On 07/31, Niantic added rate limiting protections. If one account sent multiple map requests within ~5 seconds, Niantic’s servers would only accept the first request and drop the rest. Attackers reacted to these rate limits by: a) Adding a delay (5 seconds) between map requests from their scanning programs b) Using multiple accounts and multiple threads to bypass the rate limit

In the case of Pokémon Go, the use of rate-limiting just opened another battleground for automated attacks: automated account creation. They quickly discovered that while rate limiting is a fine basic technique to control automation from overly aggressive scrapers or novice attackers, it does not prevent advanced adversaries from getting automated requests through.

IP Blocking

Blocking IPs is a traditional technique used by standard network firewalls or Web Application Firewalls (WAFs) to drop requests from suspicious IPs. There are many databases that track IP reputation and firewalls and WAFs can retrieve such intelligence periodically.

In general, IP-based blocking is risky and ineffective. Blindly blocking an IP with a large volume of traffic may end up blocking the NAT of a university or corporation. Meanwhile, many Pokémon bots or scanners may use residential dynamic IP addresses. These IPs are shared by the customers of the ISPs, so banning an IP for a long time may block legitimate players.

Hosting services such as Amazon Web Services (AWS) and Digital Ocean are also sources for attackers to get virtual machines as well as fresh IPs. When attackers use stolen credit cards, they can even obtain these resources for free. However, legitimate users will never use hosting services to browse the web or play games, so blocking IPs from hosting services is a safe defense and is commonly used on server side. Niantic may decide to ban IPs from AWS according to this forum post.

Behavior Analysis

Behavior analysis is usually the last line of defense against advanced attackers that are able to bypass other defenses. Bots have very different behaviors compared to humans. For example, a real person cannot play the game 24×7, or catch 5 Pokémon in one second. While behavioral analysis sounds a promising approach, building an accurate detection system to handle the huge data volume like Pokémon Go isn’t an easy task.

Niantic just implemented a soft ban on cheaters who use GPS spoofing to “teleport” (i.e., suddenly moving at an impossibly fast speed). It was probably a “soft ban” because of false positives; families share accounts and GPS readings can be inaccurate, making some legitimate use cases seem like bots.

On around Aug 12 2016, Niantic posted a note on its website, and outlined that violation of its terms of service may result in a permanent ban on a Pokémon Go account.

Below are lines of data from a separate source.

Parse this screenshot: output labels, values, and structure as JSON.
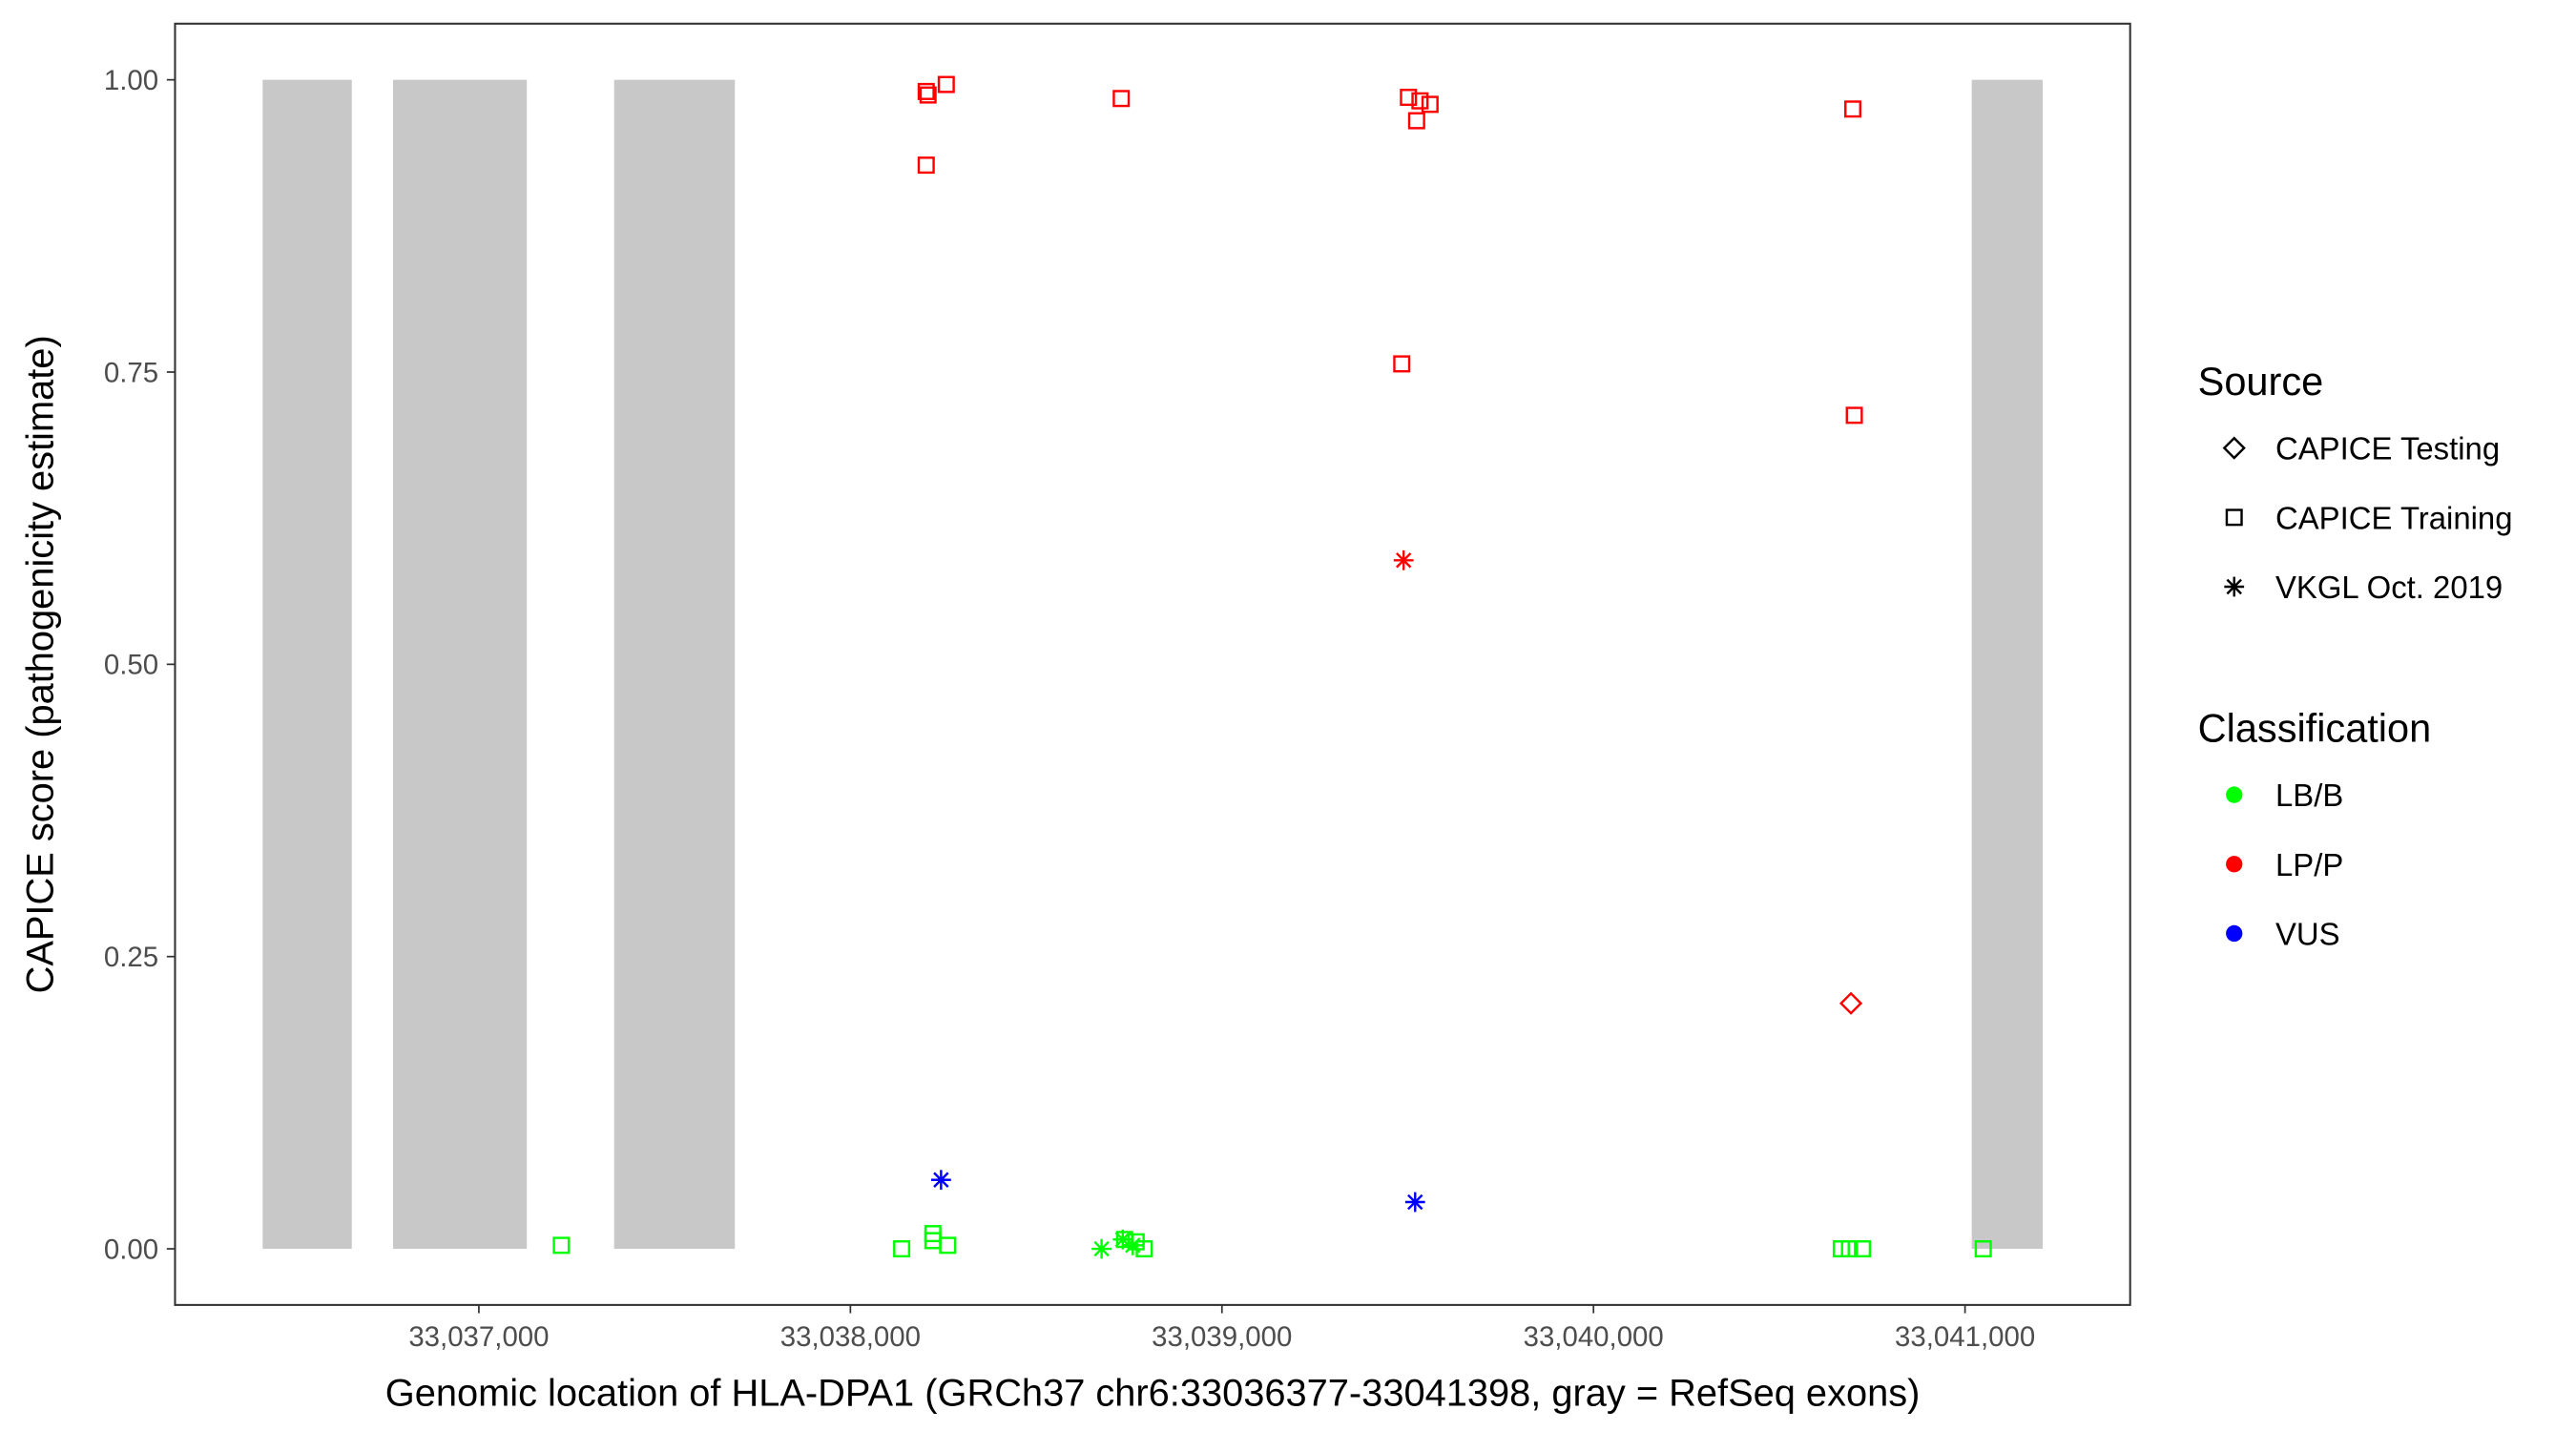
{
  "chart_data": {
    "type": "scatter",
    "xlabel": "Genomic location of HLA-DPA1 (GRCh37 chr6:33036377-33041398, gray = RefSeq exons)",
    "ylabel": "CAPICE score (pathogenicity estimate)",
    "xlim": [
      33036180,
      33041440
    ],
    "ylim": [
      -0.05,
      1.05
    ],
    "x_ticks": [
      33037000,
      33038000,
      33039000,
      33040000,
      33041000
    ],
    "x_tick_labels": [
      "33,037,000",
      "33,038,000",
      "33,039,000",
      "33,040,000",
      "33,041,000"
    ],
    "y_ticks": [
      0,
      0.25,
      0.5,
      0.75,
      1.0
    ],
    "y_tick_labels": [
      "0.00",
      "0.25",
      "0.50",
      "0.75",
      "1.00"
    ],
    "grid": false,
    "exons": [
      [
        33036418,
        33036658
      ],
      [
        33036769,
        33037129
      ],
      [
        33037364,
        33037689
      ],
      [
        33041018,
        33041209
      ]
    ],
    "exon_color": "#c8c8c8",
    "legend_placement": "right",
    "legend": {
      "source_title": "Source",
      "source_items": [
        {
          "label": "CAPICE Testing",
          "shape": "diamond"
        },
        {
          "label": "CAPICE Training",
          "shape": "square"
        },
        {
          "label": "VKGL Oct. 2019",
          "shape": "star"
        }
      ],
      "class_title": "Classification",
      "class_items": [
        {
          "label": "LB/B",
          "color": "#00ff00"
        },
        {
          "label": "LP/P",
          "color": "#ff0000"
        },
        {
          "label": "VUS",
          "color": "#0000ff"
        }
      ]
    },
    "points": [
      {
        "x": 33038204,
        "y": 0.99,
        "source": "CAPICE Training",
        "class": "LP/P"
      },
      {
        "x": 33038209,
        "y": 0.987,
        "source": "CAPICE Training",
        "class": "LP/P"
      },
      {
        "x": 33038258,
        "y": 0.996,
        "source": "CAPICE Training",
        "class": "LP/P"
      },
      {
        "x": 33038204,
        "y": 0.927,
        "source": "CAPICE Training",
        "class": "LP/P"
      },
      {
        "x": 33038729,
        "y": 0.984,
        "source": "CAPICE Training",
        "class": "LP/P"
      },
      {
        "x": 33039502,
        "y": 0.985,
        "source": "CAPICE Training",
        "class": "LP/P"
      },
      {
        "x": 33039533,
        "y": 0.982,
        "source": "CAPICE Training",
        "class": "LP/P"
      },
      {
        "x": 33039560,
        "y": 0.979,
        "source": "CAPICE Training",
        "class": "LP/P"
      },
      {
        "x": 33039524,
        "y": 0.965,
        "source": "CAPICE Training",
        "class": "LP/P"
      },
      {
        "x": 33039484,
        "y": 0.757,
        "source": "CAPICE Training",
        "class": "LP/P"
      },
      {
        "x": 33040698,
        "y": 0.975,
        "source": "CAPICE Training",
        "class": "LP/P"
      },
      {
        "x": 33040702,
        "y": 0.713,
        "source": "CAPICE Training",
        "class": "LP/P"
      },
      {
        "x": 33039489,
        "y": 0.589,
        "source": "VKGL Oct. 2019",
        "class": "LP/P"
      },
      {
        "x": 33040693,
        "y": 0.21,
        "source": "CAPICE Testing",
        "class": "LP/P"
      },
      {
        "x": 33038244,
        "y": 0.059,
        "source": "VKGL Oct. 2019",
        "class": "VUS"
      },
      {
        "x": 33039520,
        "y": 0.04,
        "source": "VKGL Oct. 2019",
        "class": "VUS"
      },
      {
        "x": 33037222,
        "y": 0.003,
        "source": "CAPICE Training",
        "class": "LB/B"
      },
      {
        "x": 33038138,
        "y": 0.0,
        "source": "CAPICE Training",
        "class": "LB/B"
      },
      {
        "x": 33038222,
        "y": 0.013,
        "source": "CAPICE Training",
        "class": "LB/B"
      },
      {
        "x": 33038222,
        "y": 0.007,
        "source": "CAPICE Training",
        "class": "LB/B"
      },
      {
        "x": 33038262,
        "y": 0.003,
        "source": "CAPICE Training",
        "class": "LB/B"
      },
      {
        "x": 33038738,
        "y": 0.008,
        "source": "CAPICE Training",
        "class": "LB/B"
      },
      {
        "x": 33038769,
        "y": 0.006,
        "source": "CAPICE Training",
        "class": "LB/B"
      },
      {
        "x": 33038791,
        "y": 0.0,
        "source": "CAPICE Training",
        "class": "LB/B"
      },
      {
        "x": 33040667,
        "y": 0.0,
        "source": "CAPICE Training",
        "class": "LB/B"
      },
      {
        "x": 33040689,
        "y": 0.0,
        "source": "CAPICE Training",
        "class": "LB/B"
      },
      {
        "x": 33040724,
        "y": 0.0,
        "source": "CAPICE Training",
        "class": "LB/B"
      },
      {
        "x": 33041049,
        "y": 0.0,
        "source": "CAPICE Training",
        "class": "LB/B"
      },
      {
        "x": 33038676,
        "y": 0.0,
        "source": "VKGL Oct. 2019",
        "class": "LB/B"
      },
      {
        "x": 33038733,
        "y": 0.008,
        "source": "VKGL Oct. 2019",
        "class": "LB/B"
      },
      {
        "x": 33038760,
        "y": 0.003,
        "source": "VKGL Oct. 2019",
        "class": "LB/B"
      }
    ]
  }
}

Multiple ban rules targeting bots were also disclosed unofficially. For example, the Pokemon over-catch rule bans accounts when they catch over a thousand Pokemon in a single day. In addition Niantic encourages legitimate players to report cheaters or inappropriate players.

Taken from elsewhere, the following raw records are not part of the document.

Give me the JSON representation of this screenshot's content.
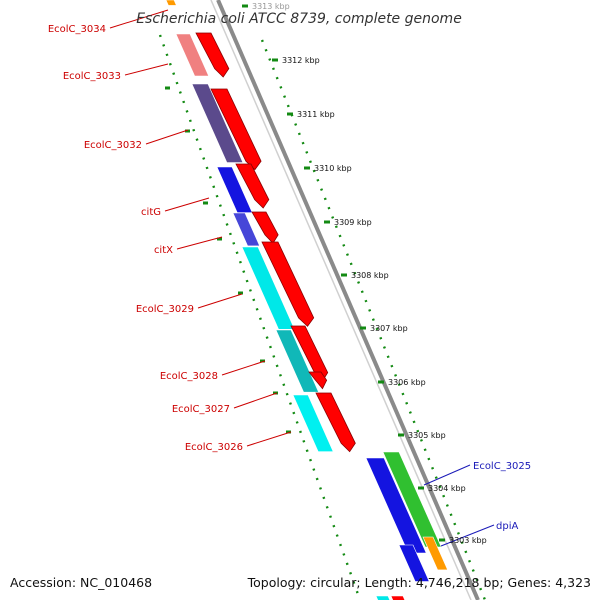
{
  "title": "Escherichia coli ATCC 8739, complete genome",
  "footer": {
    "accession": "Accession: NC_010468",
    "summary": "Topology: circular; Length: 4,746,218 bp; Genes: 4,323"
  },
  "colors": {
    "forward_cds": "#ff0000",
    "ruler": "#138a13",
    "backbone": "#8a8a8a",
    "label_red": "#cc0000",
    "label_blue": "#1a1ab8"
  },
  "kbp_ticks": [
    "3313 kbp",
    "3312 kbp",
    "3311 kbp",
    "3310 kbp",
    "3309 kbp",
    "3308 kbp",
    "3307 kbp",
    "3306 kbp",
    "3305 kbp",
    "3304 kbp",
    "3303 kbp"
  ],
  "gene_labels": [
    {
      "text": "EcolC_3034",
      "color": "#cc0000"
    },
    {
      "text": "EcolC_3033",
      "color": "#cc0000"
    },
    {
      "text": "EcolC_3032",
      "color": "#cc0000"
    },
    {
      "text": "citG",
      "color": "#cc0000"
    },
    {
      "text": "citX",
      "color": "#cc0000"
    },
    {
      "text": "EcolC_3029",
      "color": "#cc0000"
    },
    {
      "text": "EcolC_3028",
      "color": "#cc0000"
    },
    {
      "text": "EcolC_3027",
      "color": "#cc0000"
    },
    {
      "text": "EcolC_3026",
      "color": "#cc0000"
    },
    {
      "text": "EcolC_3025",
      "color": "#1a1ab8"
    },
    {
      "text": "dpiA",
      "color": "#1a1ab8"
    }
  ],
  "reverse_track": [
    "#f08080",
    "#5b4a8c",
    "#1414e0",
    "#4646d8",
    "#00e8e8",
    "#10b8b8",
    "#00f0f0"
  ],
  "right_tracks": {
    "blue": "#1414e0",
    "green": "#30c030",
    "orange": "#ff9a00"
  }
}
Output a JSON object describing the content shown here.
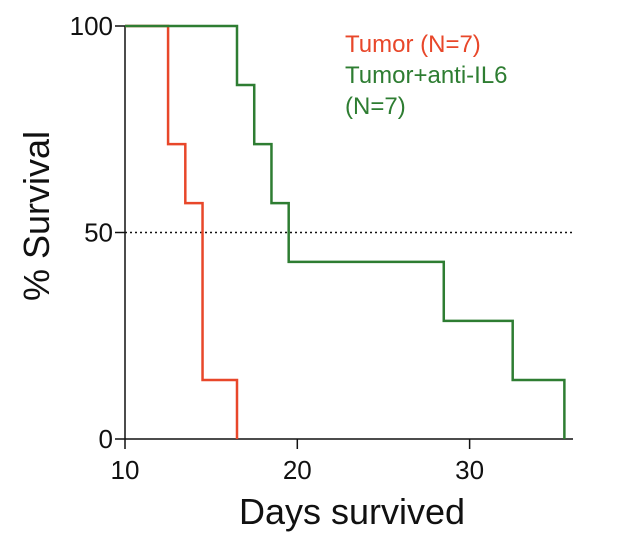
{
  "chart_data": {
    "type": "line",
    "subtype": "kaplan-meier-step",
    "xlabel": "Days survived",
    "ylabel": "% Survival",
    "xlim": [
      10,
      36
    ],
    "ylim": [
      0,
      100
    ],
    "x_ticks": [
      10,
      20,
      30
    ],
    "y_ticks": [
      0,
      50,
      100
    ],
    "reference_line": {
      "y": 50,
      "style": "dotted"
    },
    "grid": false,
    "legend_position": "top-right",
    "series": [
      {
        "name": "Tumor (N=7)",
        "color": "#e8472a",
        "x": [
          10,
          12.5,
          12.5,
          13.5,
          13.5,
          14.5,
          14.5,
          16.5,
          16.5
        ],
        "y": [
          100,
          100,
          71.4,
          71.4,
          57.1,
          57.1,
          14.3,
          14.3,
          0
        ]
      },
      {
        "name": "Tumor+anti-IL6\n(N=7)",
        "legend_lines": [
          "Tumor+anti-IL6",
          "(N=7)"
        ],
        "color": "#2e7d32",
        "x": [
          10,
          16.5,
          16.5,
          17.5,
          17.5,
          18.5,
          18.5,
          19.5,
          19.5,
          28.5,
          28.5,
          32.5,
          32.5,
          35.5,
          35.5
        ],
        "y": [
          100,
          100,
          85.7,
          85.7,
          71.4,
          71.4,
          57.1,
          57.1,
          42.9,
          42.9,
          28.6,
          28.6,
          14.3,
          14.3,
          0
        ]
      }
    ]
  }
}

In our experience, behavioral modeling-based detection can be extremely effective but is often technically or economically infeasible to build in-house. As Niantic commented in their blog post, “dealing with this issue also has opportunity cost. Developers have to spend time controlling this problem vs. building new features.” The bigger issue is that building technology to defend against dedicated, technically-savvy adversaries armed with botnets and other tools designed to bypass regular defenses, requires many highly specialized skillsets and a tremendous development effort.

The Game Isn’t Over

As Pokémon Go continues to be loved by players, the game between bot makers and Niantic will also continue. Defending against automated traffic represents a challenge not only for gaming but for all industries. Similar attack and defense activities are taking place across banking, airline, and retailer apps where the stakes are orders of magnitude higher than losing a few Snorlaxes. Bots and related attack tools aren’t fun and games for companies when their customers and users cannot access services because of unwanted automated traffic.